Coonley noted that many hotel employees are already paid more than the living wage and that tipped employees receive up to $18 an hour, including tips.
Unite HERE officials did not return calls seeking comment. However, an official with the Los Angeles Alliance for a New Economy, which is closely allied with Unite HERE and other local unions, criticized Hilton management for deciding not to comply with the ordinance.
"This is a desperate attempt by the LAX Hilton to avoid following the court ruling and pay their workers a living wage," said Vivian Rothstein, deputy director of the L.A. Alliance.
In its lawsuit, the Hilton ownership challenged the city's right to impose wage requirements on businesses that do not have direct contractual or leasing arrangements with the city.
But that strategy faces long odds.
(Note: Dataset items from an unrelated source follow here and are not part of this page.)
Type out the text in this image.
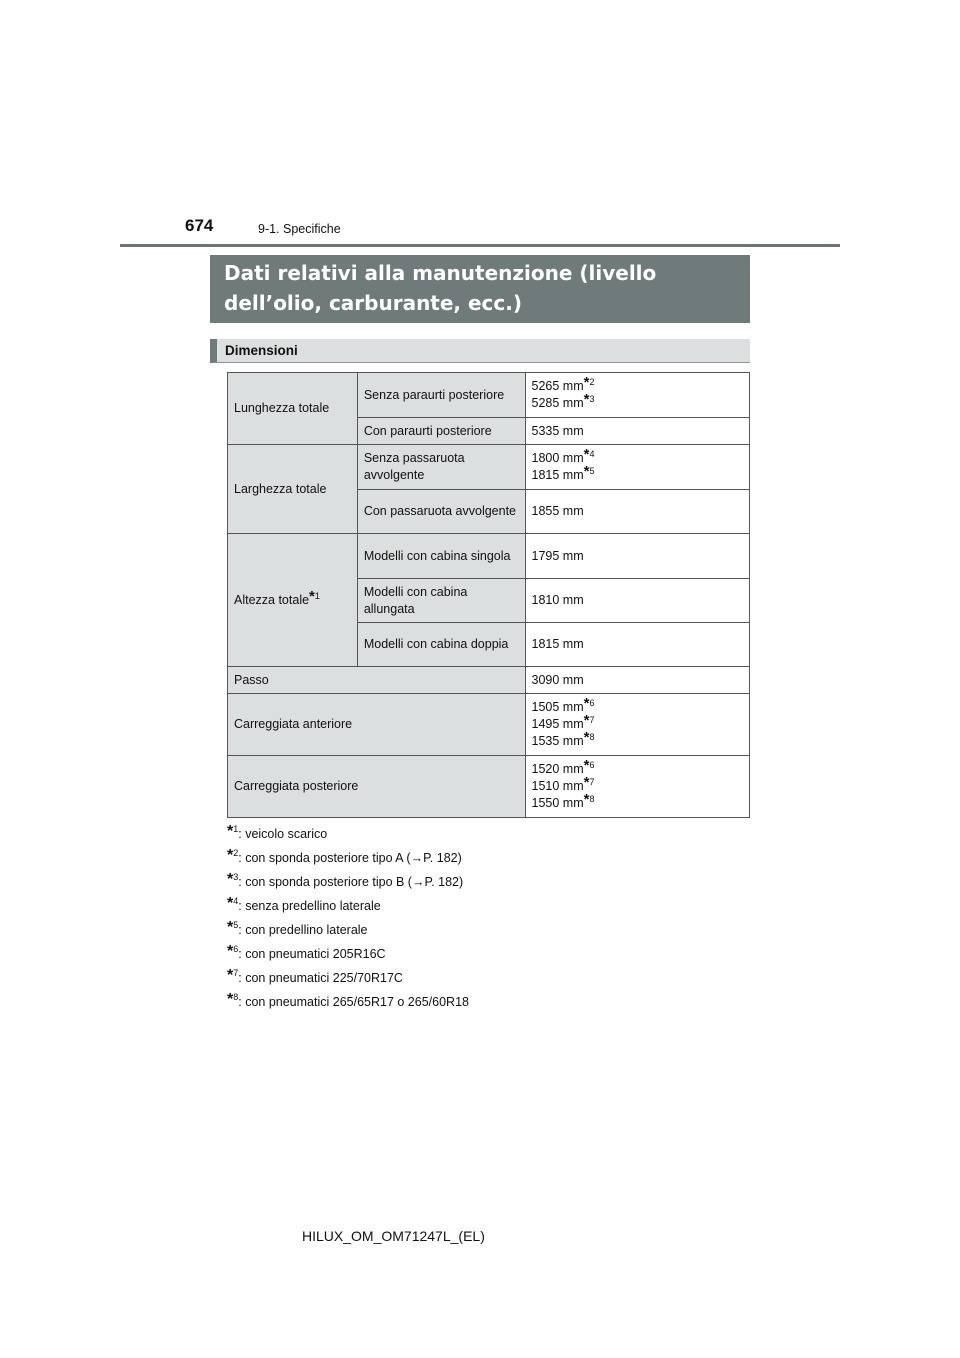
674	9-1. Specifiche
Dati relativi alla manutenzione (livello dell’olio, carburante, ecc.)
Dimensioni
Lunghezza totale	Senza paraurti posteriore	5265 $mm^{*2}$
5285 $mm^{*3}$

	Con paraurti posteriore	5335 mm

Larghezza totale	Senza passaruota avvolgente	1800 $mm^{*4}$
1815 $mm^{*5}$

	Con passaruota avvolgente	1855 mm

Altezza totale$^{*1}$	Modelli con cabina singola	1795 mm

	Modelli con cabina allungata	1810 mm

	Modelli con cabina doppia	1815 mm

Passo		3090 mm

Carreggiata anteriore		1505 $mm^{*6}$
1495 $mm^{*7}$
1535 $mm^{*8}$

Carreggiata posteriore		1520 $mm^{*6}$
1510 $mm^{*7}$
1550 $mm^{*8}$
*$^1$: veicolo scarico
*$^2$: con sponda posteriore tipo A (→P. 182)
*$^3$: con sponda posteriore tipo B (→P. 182)
*$^4$: senza predellino laterale
*$^5$: con predellino laterale
*$^6$: con pneumatici 205R16C
*$^7$: con pneumatici 225/70R17C
*$^8$: con pneumatici 265/65R17 o 265/60R18
HILUX_OM_OM71247L_(EL)
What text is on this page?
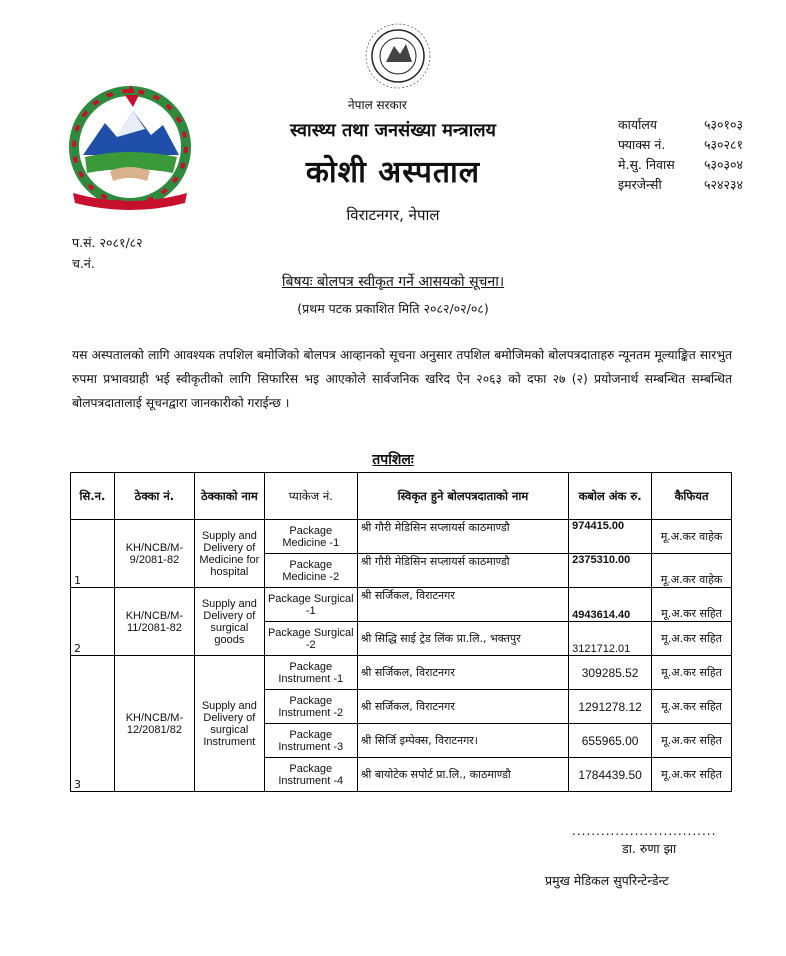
नेपाल सरकार
स्वास्थ्य तथा जनसंख्या मन्त्रालय
कोशी अस्पताल
विराटनगर, नेपाल
कार्यालय	५३०१०३
फ्याक्स नं.	५३०२८१
मे.सु. निवास	५३०३०४
इमरजेन्सी	५२४२३४
प.सं. २०८१/८२
च.नं.
बिषयः बोलपत्र स्वीकृत गर्ने आसयको सूचना।
(प्रथम पटक प्रकाशित मिति २०८२/०२/०८)
यस अस्पतालको लागि आवश्यक तपशिल बमोजिको बोलपत्र आव्हानको सूचना अनुसार तपशिल बमोजिमको बोलपत्रदाताहरु न्यूनतम मूल्याङ्कित सारभुत रुपमा प्रभावग्राही भई स्वीकृतीको लागि सिफारिस भइ आएकोले सार्वजनिक खरिद ऐन २०६३ को दफा २७ (२) प्रयोजनार्थ सम्बन्धित सम्बन्धित बोलपत्रदातालाई सूचनद्वारा जानकारीको गराईन्छ ।
तपशिलः
सि.न.	ठेक्का नं.	ठेक्काको नाम	प्याकेज नं.	स्विकृत हुने बोलपत्रदाताको नाम	कबोल अंक रु.	कैफियत
1	KH/NCB/M-9/2081-82	Supply and Delivery of Medicine for hospital	Package Medicine -1	श्री गौरी मेडिसिन सप्लायर्स काठमाण्डौ	974415.00	मू.अ.कर वाहेक
			Package Medicine -2	श्री गौरी मेडिसिन सप्लायर्स काठमाण्डौ	2375310.00	मू.अ.कर वाहेक
2	KH/NCB/M-11/2081-82	Supply and Delivery of surgical goods	Package Surgical -1	श्री सर्जिकल, विराटनगर	4943614.40	मू.अ.कर सहित
			Package Surgical -2	श्री सिद्धि साई ट्रेड लिंक प्रा.लि., भक्तपुर	3121712.01	मू.अ.कर सहित
3	KH/NCB/M-12/2081/82	Supply and Delivery of surgical Instrument	Package Instrument -1	श्री सर्जिकल, विराटनगर	309285.52	मू.अ.कर सहित
			Package Instrument -2	श्री सर्जिकल, विराटनगर	1291278.12	मू.अ.कर सहित
			Package Instrument -3	श्री सिर्जि इम्पेक्स, विराटनगर।	655965.00	मू.अ.कर सहित
			Package Instrument -4	श्री बायोटेक सपोर्ट प्रा.लि., काठमाण्डौ	1784439.50	मू.अ.कर सहित
..............................
डा. रुणा झा
प्रमुख मेडिकल सुपरिन्टेन्डेन्ट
While L.A. previously only required businesses to pay the living wage if they contract with or lease property from the city, other cities for years have targeted either all businesses in their jurisdiction or businesses in certain zones. Those cities include Santa Fe, N.M., and Berkeley, Emeryville and San Francisco in California.
The courts have generally upheld these ordinances. For example, three years ago, the New Mexico Court of Appeals upheld Santa Fe's living wage ordinance, which applies to all businesses within the city limits.
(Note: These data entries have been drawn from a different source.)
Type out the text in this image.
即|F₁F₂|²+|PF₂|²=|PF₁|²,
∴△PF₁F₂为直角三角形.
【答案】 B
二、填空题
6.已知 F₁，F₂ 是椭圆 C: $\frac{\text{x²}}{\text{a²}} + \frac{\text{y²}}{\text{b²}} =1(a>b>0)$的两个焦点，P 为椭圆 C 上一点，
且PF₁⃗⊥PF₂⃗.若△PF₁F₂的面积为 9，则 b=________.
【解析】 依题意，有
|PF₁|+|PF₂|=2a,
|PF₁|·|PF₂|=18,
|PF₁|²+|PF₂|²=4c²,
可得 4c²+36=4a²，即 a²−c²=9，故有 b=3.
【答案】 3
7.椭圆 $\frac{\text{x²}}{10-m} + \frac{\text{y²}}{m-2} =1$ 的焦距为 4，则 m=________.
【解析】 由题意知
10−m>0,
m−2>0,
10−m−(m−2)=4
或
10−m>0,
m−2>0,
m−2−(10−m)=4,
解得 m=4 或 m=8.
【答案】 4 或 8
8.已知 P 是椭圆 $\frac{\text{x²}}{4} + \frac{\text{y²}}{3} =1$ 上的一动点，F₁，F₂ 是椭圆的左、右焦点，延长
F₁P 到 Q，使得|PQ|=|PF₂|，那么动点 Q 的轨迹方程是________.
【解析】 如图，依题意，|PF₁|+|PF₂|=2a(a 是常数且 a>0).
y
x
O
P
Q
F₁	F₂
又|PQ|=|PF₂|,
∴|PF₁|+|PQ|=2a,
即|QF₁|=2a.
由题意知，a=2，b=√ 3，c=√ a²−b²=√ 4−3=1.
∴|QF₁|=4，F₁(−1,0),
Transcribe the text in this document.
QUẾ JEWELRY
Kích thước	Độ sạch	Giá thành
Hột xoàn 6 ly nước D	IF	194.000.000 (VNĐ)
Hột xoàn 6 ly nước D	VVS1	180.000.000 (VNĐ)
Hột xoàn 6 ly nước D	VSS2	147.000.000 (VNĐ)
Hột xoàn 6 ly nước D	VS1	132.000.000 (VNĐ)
Emeryville's living wage measure targeting all hospitality workers in the city was approved by voters in Sept. 2005, with the courts rejecting a challenge by the Woodfin Suites Hotel. And Berkeley's living wage ordinance, which originally applied only to contractors but was expanded in 2000 to include businesses in the city's marina, was upheld by the 9th U.S. Circuit Court of Appeals in 2004.
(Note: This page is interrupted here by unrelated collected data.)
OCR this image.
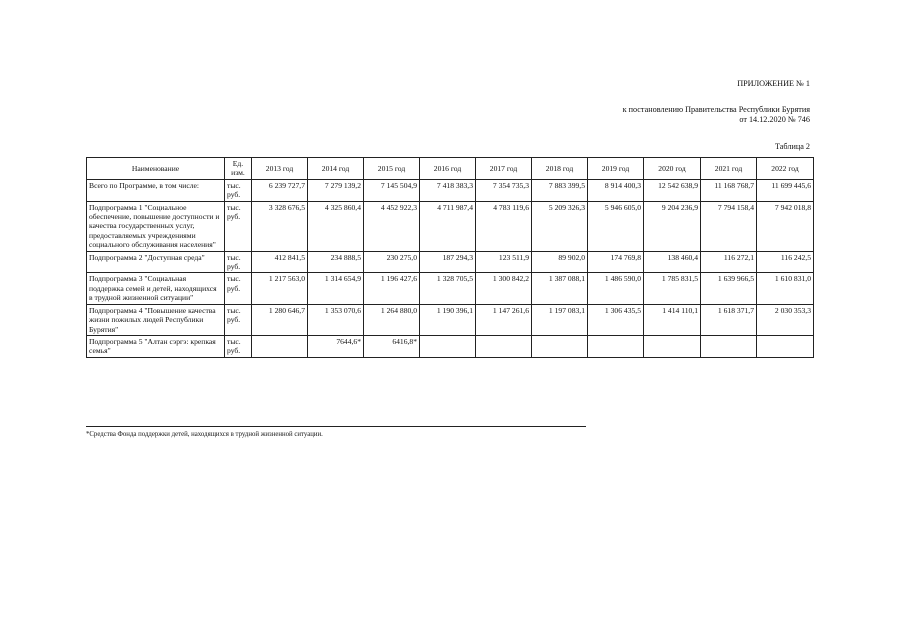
ПРИЛОЖЕНИЕ № 1
к постановлению Правительства Республики Бурятия
от 14.12.2020 № 746
Таблица 2
Наименование	Ед. изм.	2013 год	2014 год	2015 год	2016 год	2017 год	2018 год	2019 год	2020 год	2021 год	2022 год
Всего по Программе, в том числе:	тыс. руб.	6 239 727,7	7 279 139,2	7 145 504,9	7 418 383,3	7 354 735,3	7 883 399,5	8 914 400,3	12 542 638,9	11 168 768,7	11 699 445,6
Подпрограмма 1 "Социальное обеспечение, повышение доступности и качества государственных услуг, предоставляемых учреждениями социального обслуживания населения"	тыс. руб.	3 328 676,5	4 325 860,4	4 452 922,3	4 711 987,4	4 783 119,6	5 209 326,3	5 946 605,0	9 204 236,9	7 794 158,4	7 942 018,8
Подпрограмма 2 "Доступная среда"	тыс. руб.	412 841,5	234 888,5	230 275,0	187 294,3	123 511,9	89 902,0	174 769,8	138 460,4	116 272,1	116 242,5
Подпрограмма 3 "Социальная поддержка семей и детей, находящихся в трудной жизненной ситуации"	тыс. руб.	1 217 563,0	1 314 654,9	1 196 427,6	1 328 705,5	1 300 842,2	1 387 088,1	1 486 590,0	1 785 831,5	1 639 966,5	1 610 831,0
Подпрограмма 4 "Повышение качества жизни пожилых людей Республики Бурятия"	тыс. руб.	1 280 646,7	1 353 070,6	1 264 880,0	1 190 396,1	1 147 261,6	1 197 083,1	1 306 435,5	1 414 110,1	1 618 371,7	2 030 353,3
Подпрограмма 5 "Алтан сэргэ: крепкая семья"	тыс. руб.		7644,6*	6416,8*							
*Средства Фонда поддержки детей, находящихся в трудной жизненной ситуации.
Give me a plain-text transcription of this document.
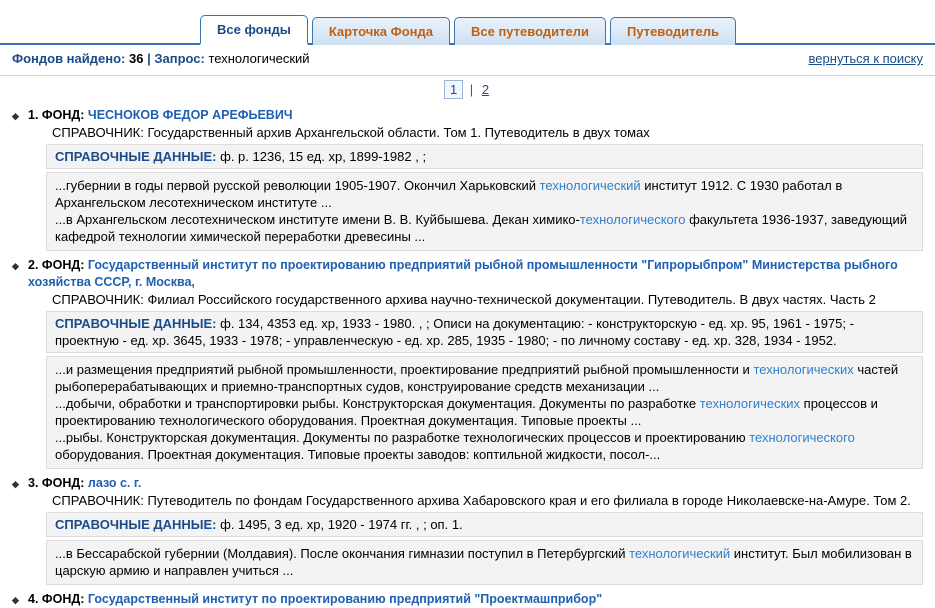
Все фонды	Карточка Фонда	Все путеводители	Путеводитель
Фондов найдено: 36 | Запрос: технологический	вернуться к поиску
1 | 2
◆ 1. ФОНД: ЧЕСНОКОВ ФЕДОР АРЕФЬЕВИЧ
СПРАВОЧНИК: Государственный архив Архангельской области. Том 1. Путеводитель в двух томах
СПРАВОЧНЫЕ ДАННЫЕ: ф. р. 1236, 15 ед. хр, 1899-1982 , ;
...губернии в годы первой русской революции 1905-1907. Окончил Харьковский технологический институт 1912. С 1930 работал в Архангельском лесотехническом институте ...
...в Архангельском лесотехническом институте имени В. В. Куйбышева. Декан химико-технологического факультета 1936-1937, заведующий кафедрой технологии химической переработки древесины ...
◆ 2. ФОНД: Государственный институт по проектированию предприятий рыбной промышленности "Гипрорыбпром" Министерства рыбного хозяйства СССР, г. Москва,
СПРАВОЧНИК: Филиал Российского государственного архива научно-технической документации. Путеводитель. В двух частях. Часть 2
СПРАВОЧНЫЕ ДАННЫЕ: ф. 134, 4353 ед. хр, 1933 - 1980. , ; Описи на документацию: - конструкторскую - ед. хр. 95, 1961 - 1975; - проектную - ед. хр. 3645, 1933 - 1978; - управленческую - ед. хр. 285, 1935 - 1980; - по личному составу - ед. хр. 328, 1934 - 1952.
...и размещения предприятий рыбной промышленности, проектирование предприятий рыбной промышленности и технологических частей рыбоперерабатывающих и приемно-транспортных судов, конструирование средств механизации ...
...добычи, обработки и транспортировки рыбы. Конструкторская документация. Документы по разработке технологических процессов и проектированию технологического оборудования. Проектная документация. Типовые проекты ...
...рыбы. Конструкторская документация. Документы по разработке технологических процессов и проектированию технологического оборудования. Проектная документация. Типовые проекты заводов: коптильной жидкости, посол-...
◆ 3. ФОНД: лазо с. г.
СПРАВОЧНИК: Путеводитель по фондам Государственного архива Хабаровского края и его филиала в городе Николаевске-на-Амуре. Том 2.
СПРАВОЧНЫЕ ДАННЫЕ: ф. 1495, 3 ед. хр, 1920 - 1974 гг. , ; оп. 1.
...в Бессарабской губернии (Молдавия). После окончания гимназии поступил в Петербургский технологический институт. Был мобилизован в царскую армию и направлен учиться ...
◆ 4. ФОНД: Государственный институт по проектированию предприятий "Проектмашприбор"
Opponents of L.A.'s airport hotel area living wage ordinance say that unlike the Berkeley case, where businesses leased the land from the city, the airport area hotels have no such leases or any other contractual relationship with the city. They are targeted merely because they are near LAX; other hotels in the city are not required to pay the living wage.
The lawsuit also prominently notes that in writing the ordinance the city selected a "small number of private employers and force(d) them to pay higher wages in an industry that continues to experience contentious and protracted disputes with the local union."
However, city officials argue that the airport area hotels primarily serve and receive most of their business from a city-owned asset LAX and should thus be subject to city restrictions.
Michael Waterstone, a law professor specializing in employment law at Loyola Law School in Los Angeles, believes the city will prevail over the Hilton ownership.
"They are trying to make an issue of the contractual relationship with the city. I don't see how the lack of a contractual relationship means that the city can't do what it's doing," said Waterstone. "For the hotel, this is an uphill battle."
Indeed, this was tacitly acknowledged early on in the hotels' legal fight against the living wage. Instead of challenging the right of the city to regulate wage payments at airport-area hotels, the hotel coalition chose to fight on procedural grounds.
When the initial ordinance targeting airport area hotels was passed in December 2006, the hotels immediately gathered enough signatures to place a referendum on the next citywide ballot, with the intention of campaigning against the measure. Faced with the referendum, city officials withdrew the ordinance and negotiated a "new" ordinance with the Los Angeles Area Chamber of Commerce and other business representatives.
However, the hotel owners opposed the negotiations; they argued in their first court challenge that the new measure was essentially identical to the one that had been scrapped and therefore should also be put to a vote.
Superior Court Judge David Yaffe agreed that similarity violated state law and threw out the ordinance. However, the ordinance was reinstated upon appeal and ultimately the state Supreme Court let the ordinance stand.